Wrong — selecting individual elements:
Select one card → Repeat Grid → only that card repeats
Right — select the entire group:
Select all elements of one card (group them first)
Repeat Grid (bottom-right panel)
Drag the bottom-right handle to add repeats
Expected output: The full card repeats in a grid.
Step 2: Bind data to Repeat Grid elements
Populate from a data source.
Wrong — manually typing into each cell:
Click each repeated item → type text → slow
Right — use data binding:
File → Import → CSV or JSON data
Drag data fields onto the text elements
Repeat Grid automatically populates all cells
Expected output: Each grid cell gets correct data.
Step 3: Fix spacing and alignment issues
Use exact spacing values.
Wrong — manual spacing adjustment:
Drag spacing handles → visually guess → inconsistent
Right — use exact values:
Select Repeat Grid → Property Inspector
Set horizontal/vertical spacing in pixels (e.g., 16px)
Expected output: Grid items are evenly spaced.

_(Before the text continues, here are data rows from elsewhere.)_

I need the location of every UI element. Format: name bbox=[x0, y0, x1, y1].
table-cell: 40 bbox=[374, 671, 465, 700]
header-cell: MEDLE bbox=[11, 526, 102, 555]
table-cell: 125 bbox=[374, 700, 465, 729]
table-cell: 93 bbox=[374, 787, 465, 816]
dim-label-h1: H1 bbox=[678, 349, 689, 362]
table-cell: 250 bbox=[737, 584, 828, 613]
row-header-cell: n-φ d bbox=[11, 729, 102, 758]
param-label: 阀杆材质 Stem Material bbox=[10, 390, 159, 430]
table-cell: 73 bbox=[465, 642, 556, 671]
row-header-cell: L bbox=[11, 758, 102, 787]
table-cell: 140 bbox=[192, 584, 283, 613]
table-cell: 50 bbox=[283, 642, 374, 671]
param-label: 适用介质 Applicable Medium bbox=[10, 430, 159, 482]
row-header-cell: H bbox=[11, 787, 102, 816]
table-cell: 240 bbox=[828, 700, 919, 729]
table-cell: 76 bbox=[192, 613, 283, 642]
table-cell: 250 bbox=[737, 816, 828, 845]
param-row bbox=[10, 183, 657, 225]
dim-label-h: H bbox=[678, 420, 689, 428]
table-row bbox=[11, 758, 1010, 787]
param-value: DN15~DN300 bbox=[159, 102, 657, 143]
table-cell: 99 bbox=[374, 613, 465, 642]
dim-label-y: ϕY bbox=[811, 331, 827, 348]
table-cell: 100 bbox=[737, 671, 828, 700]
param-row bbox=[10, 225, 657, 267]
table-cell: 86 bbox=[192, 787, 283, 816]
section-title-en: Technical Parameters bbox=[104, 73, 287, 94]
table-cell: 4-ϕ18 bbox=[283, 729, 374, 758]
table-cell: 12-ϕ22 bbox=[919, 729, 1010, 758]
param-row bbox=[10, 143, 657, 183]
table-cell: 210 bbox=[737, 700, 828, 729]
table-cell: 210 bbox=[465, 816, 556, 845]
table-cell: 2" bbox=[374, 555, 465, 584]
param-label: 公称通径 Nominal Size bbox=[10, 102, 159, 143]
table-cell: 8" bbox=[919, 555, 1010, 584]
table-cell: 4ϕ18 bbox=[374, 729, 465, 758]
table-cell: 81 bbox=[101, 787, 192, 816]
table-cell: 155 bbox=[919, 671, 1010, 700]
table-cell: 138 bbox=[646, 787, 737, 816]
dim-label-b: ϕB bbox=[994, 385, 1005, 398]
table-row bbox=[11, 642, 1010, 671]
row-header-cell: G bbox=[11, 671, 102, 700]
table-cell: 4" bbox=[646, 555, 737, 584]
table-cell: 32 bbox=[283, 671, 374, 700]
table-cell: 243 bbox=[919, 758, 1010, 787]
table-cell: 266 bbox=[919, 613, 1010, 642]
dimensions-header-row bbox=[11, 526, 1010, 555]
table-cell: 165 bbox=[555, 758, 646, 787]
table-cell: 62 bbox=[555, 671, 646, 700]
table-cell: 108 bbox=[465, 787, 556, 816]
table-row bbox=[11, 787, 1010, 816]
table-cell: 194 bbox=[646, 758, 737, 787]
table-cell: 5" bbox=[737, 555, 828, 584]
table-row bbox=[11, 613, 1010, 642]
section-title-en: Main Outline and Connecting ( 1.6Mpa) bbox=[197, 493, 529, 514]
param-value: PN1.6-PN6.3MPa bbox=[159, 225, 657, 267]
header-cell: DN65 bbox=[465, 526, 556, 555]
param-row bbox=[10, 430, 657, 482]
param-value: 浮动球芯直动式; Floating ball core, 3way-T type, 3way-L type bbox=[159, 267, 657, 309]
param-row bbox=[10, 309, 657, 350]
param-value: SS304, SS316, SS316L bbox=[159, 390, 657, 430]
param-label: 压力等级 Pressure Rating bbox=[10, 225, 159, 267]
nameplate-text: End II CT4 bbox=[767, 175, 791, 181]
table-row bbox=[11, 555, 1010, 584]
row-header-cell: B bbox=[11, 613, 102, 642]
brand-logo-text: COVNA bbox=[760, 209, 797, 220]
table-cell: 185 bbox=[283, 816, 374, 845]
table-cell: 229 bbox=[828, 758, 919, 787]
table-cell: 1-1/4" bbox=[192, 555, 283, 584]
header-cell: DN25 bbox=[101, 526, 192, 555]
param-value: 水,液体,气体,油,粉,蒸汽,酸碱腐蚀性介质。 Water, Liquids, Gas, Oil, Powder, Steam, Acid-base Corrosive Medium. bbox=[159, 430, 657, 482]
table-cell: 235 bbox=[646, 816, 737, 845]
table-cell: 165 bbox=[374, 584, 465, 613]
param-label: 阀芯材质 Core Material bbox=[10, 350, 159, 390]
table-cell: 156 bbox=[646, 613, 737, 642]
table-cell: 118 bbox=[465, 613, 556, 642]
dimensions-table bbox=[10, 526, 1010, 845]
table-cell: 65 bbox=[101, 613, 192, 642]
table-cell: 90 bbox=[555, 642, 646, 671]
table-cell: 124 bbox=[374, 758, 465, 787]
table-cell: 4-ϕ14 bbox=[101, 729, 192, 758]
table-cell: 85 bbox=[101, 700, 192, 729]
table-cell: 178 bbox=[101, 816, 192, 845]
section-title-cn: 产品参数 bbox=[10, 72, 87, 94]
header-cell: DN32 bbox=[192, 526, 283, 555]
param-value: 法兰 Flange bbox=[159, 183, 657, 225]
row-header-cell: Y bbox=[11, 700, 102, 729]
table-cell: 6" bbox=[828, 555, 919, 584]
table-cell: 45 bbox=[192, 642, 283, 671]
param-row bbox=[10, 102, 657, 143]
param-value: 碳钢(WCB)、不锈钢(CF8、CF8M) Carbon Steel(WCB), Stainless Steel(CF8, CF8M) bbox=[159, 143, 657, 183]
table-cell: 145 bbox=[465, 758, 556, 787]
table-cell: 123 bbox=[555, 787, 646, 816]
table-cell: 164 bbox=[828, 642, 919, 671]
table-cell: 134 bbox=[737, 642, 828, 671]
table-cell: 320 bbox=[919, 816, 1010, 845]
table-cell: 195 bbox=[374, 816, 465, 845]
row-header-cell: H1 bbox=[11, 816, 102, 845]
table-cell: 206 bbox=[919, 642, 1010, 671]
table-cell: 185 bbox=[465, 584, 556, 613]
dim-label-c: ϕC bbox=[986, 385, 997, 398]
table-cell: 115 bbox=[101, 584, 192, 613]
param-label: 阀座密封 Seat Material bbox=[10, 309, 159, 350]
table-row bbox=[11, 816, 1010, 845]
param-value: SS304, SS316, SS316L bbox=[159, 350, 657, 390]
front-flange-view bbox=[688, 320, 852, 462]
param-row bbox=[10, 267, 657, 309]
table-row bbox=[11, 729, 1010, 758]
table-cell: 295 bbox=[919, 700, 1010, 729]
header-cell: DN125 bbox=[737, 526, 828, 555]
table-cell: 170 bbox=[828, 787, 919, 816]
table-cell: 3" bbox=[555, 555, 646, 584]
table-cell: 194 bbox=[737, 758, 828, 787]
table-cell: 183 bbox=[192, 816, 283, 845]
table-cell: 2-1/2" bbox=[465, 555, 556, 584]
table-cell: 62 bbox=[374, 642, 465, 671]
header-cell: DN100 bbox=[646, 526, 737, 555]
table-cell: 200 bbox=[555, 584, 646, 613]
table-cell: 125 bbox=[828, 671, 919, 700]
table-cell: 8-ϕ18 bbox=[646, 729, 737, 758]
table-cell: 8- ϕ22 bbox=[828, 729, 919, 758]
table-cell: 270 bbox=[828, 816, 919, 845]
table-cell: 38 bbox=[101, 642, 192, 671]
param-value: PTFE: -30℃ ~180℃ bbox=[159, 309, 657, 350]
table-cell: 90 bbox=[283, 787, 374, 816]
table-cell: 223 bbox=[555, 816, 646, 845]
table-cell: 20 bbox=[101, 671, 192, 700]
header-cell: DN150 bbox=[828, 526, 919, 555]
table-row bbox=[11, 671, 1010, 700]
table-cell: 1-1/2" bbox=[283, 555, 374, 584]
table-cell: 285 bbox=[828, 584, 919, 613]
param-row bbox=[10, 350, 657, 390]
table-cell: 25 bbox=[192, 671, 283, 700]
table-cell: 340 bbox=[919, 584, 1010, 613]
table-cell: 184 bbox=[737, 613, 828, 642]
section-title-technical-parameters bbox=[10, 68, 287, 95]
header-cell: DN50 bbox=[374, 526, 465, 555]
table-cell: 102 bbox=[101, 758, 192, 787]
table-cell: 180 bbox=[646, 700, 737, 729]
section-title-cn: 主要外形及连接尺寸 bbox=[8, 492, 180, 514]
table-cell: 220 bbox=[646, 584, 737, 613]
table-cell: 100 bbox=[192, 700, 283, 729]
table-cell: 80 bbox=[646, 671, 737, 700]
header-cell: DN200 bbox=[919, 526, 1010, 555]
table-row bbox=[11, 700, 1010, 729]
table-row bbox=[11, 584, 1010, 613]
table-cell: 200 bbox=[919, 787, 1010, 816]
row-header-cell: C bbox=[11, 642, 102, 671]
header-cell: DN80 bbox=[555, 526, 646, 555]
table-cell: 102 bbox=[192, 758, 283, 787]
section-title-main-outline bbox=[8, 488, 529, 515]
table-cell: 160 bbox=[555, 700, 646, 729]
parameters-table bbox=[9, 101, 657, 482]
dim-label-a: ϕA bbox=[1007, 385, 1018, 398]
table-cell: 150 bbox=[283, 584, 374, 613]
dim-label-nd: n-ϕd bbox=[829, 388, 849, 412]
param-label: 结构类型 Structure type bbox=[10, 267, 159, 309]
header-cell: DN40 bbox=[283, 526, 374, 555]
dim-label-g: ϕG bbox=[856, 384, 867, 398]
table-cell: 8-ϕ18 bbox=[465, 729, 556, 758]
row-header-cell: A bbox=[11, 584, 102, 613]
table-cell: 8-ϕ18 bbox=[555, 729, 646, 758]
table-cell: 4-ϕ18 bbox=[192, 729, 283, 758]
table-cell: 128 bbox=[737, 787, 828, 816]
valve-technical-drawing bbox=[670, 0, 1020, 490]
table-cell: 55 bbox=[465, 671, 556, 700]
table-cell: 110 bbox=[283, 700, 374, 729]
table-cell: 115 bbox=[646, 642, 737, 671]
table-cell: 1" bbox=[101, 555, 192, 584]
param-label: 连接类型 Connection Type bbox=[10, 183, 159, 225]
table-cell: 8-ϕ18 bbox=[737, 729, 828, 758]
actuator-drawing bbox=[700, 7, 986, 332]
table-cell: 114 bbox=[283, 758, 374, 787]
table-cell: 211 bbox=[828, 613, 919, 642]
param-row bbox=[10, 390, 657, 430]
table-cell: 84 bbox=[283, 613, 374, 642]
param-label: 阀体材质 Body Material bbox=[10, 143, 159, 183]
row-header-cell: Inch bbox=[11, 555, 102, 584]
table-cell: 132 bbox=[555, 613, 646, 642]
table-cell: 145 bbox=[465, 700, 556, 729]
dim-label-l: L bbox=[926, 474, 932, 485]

Step 4: Optimize large Repeat Grids
Too many items slow XD.
Keep grids under 100 items for smooth editing
For large datasets, use a symbol instead
Export as SVG for data-heavy layouts
Expected output: Better performance.
Prevention
- Always group the first card element before creating the grid
- Use fixed spacing values instead of drag handles
- Import data from CSV
- Limit grid size for performance
Common Mistakes with xd repeat grid
- Misunderstanding that
Stringis[Char]with poor performance for large text operations - Using
foldlinstead offoldl'causing stack overflow on large lists - Forgetting
deriving (Show, Eq)on custom data types needed for debugging
These mistakes appear frequently in real-world ADOBE code. DodaTech's contributors have identified these patterns through analysis of open-source projects and production systems.
Practice Exercise
Write a pure function that safely divides two integers using Maybe, then test it with edge cases like division by zero and negative numbers.
This exercise reinforces the concepts covered in this guide. Try implementing it before checking online solutions.